= Sri Punyarathana Dhamma School =

Buddhist school in Sri Lanka

Sri Punyarathana Dhamma School at Choola Bodhi Viharaya is a free education Buddhist religious center for children under the age of 18 years. It is situated in the village Haburugala in the Southern part of Sri Lanka. The purpose of the school is to guide students from Haburugala and nearby villages to understand, practice, and analyze Theravada Buddhist principals (dharma). The school intends to produce non-violent, peaceful, well-mannered students with their ambitions to become useful people to the world. The school is maintained by the Choola Bodhi Viharaya temple in Haburugala, Bentota which is an agricultural village. The chief monk Uhan Owita Sumanasiri is the principal of the free Buddhist school since its establishment in 1987.

== Charity work ==
The teachers in Sri Punyarathana Dhamma School, Haburugala don't take any payment for their service as they consider it to be a service to society and charity work. The Buddhist concept of karma encourages the students to become teachers who sacrifice their valuable time for the next generation students.

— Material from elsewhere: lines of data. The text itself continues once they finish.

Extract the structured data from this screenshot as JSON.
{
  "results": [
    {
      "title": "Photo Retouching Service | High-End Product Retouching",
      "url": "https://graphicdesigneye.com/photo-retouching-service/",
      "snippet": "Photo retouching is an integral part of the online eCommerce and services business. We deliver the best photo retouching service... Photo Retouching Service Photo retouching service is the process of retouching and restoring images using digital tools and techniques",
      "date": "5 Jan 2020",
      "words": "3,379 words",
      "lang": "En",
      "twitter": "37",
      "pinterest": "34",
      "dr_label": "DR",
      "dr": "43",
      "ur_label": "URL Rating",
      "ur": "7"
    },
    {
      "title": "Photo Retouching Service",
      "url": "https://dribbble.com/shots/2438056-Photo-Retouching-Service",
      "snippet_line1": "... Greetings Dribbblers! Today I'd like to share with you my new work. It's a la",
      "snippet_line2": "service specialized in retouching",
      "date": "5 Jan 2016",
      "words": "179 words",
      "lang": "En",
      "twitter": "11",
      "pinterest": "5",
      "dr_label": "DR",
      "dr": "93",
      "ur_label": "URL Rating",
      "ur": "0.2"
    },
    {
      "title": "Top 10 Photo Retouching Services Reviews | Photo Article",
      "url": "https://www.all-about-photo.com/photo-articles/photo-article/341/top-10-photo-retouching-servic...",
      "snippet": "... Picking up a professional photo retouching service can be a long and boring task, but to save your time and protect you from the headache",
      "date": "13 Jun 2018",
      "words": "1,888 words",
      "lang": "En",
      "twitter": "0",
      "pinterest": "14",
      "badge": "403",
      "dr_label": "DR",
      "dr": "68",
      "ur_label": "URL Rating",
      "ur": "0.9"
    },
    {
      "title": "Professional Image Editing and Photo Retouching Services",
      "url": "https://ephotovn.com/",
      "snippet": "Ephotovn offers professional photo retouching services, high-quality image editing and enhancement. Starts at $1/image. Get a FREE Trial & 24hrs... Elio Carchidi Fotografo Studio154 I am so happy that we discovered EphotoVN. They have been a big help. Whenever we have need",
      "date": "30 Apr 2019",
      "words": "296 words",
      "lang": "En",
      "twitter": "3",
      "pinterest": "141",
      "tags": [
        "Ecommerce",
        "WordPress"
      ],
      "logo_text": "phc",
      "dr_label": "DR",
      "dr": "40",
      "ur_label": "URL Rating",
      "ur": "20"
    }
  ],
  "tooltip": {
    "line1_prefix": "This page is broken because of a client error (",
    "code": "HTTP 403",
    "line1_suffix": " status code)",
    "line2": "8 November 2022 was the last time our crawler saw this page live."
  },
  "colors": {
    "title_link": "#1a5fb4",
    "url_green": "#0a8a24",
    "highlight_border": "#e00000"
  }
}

In 2008, a girl won the Island-wide Competition for the Final Grade competition in "Dhaham Denuma" (knowledge on Buddhism). The students have won several awards in the Bentota regional competitions resulting in the first place for six consecutive years from 2004 to 2009.

== Staff members and education ==
The staff consists of eighteen teachers, seven of them are holding bachelor's degree holders in various fields such as Computer Science, Arts, Languages, or Buddhism. The principal was a teacher and the former principal of Miriswatta Maha Vidyalaya government school in Miriswatta, Bentota before his retirement in 1998. He had obtained his Bachelor of Arts degree from the University of Kelaniya. The assistant principal Uhan Owita Nagitha finished his Bachelor of Arts degree in 2008.

== Problems ==
Due to the educational standards of the Dhamma school and the discipline constructed with well-understanding of the morals, the number of students who enter the Dhamma school increases every year. The temple rarely gets a funding from the government resulting in a drop of facilities for the students. Since income of the families in the area is not equally distributed, the school takes no fee from the students. Classes are held in an outdoor environment which pleases the students because of the natural surroundings, but the classes have to be stopped whenever there is rain. Furthermore, the number of students are higher than the number of chairs and desks available. The available building facilities is not enough for the students. There are knowledgeable people with educational qualifications to teach Computer Science, Information Technology, even though there is neither a computer nor the required facilities.

Due to high competition for available seats in Universities, students from grade 11 tend to leave the Dhamma school to participate in tuition classes required for the school curriculum. When it comes to grade 12, students tend to omit the final examination resulting a waste of 11 years of Dhamma education. The competition to enter the universities can cause students anxiety and fear. Many of the Dhamma school teachers consider this to be a social problem.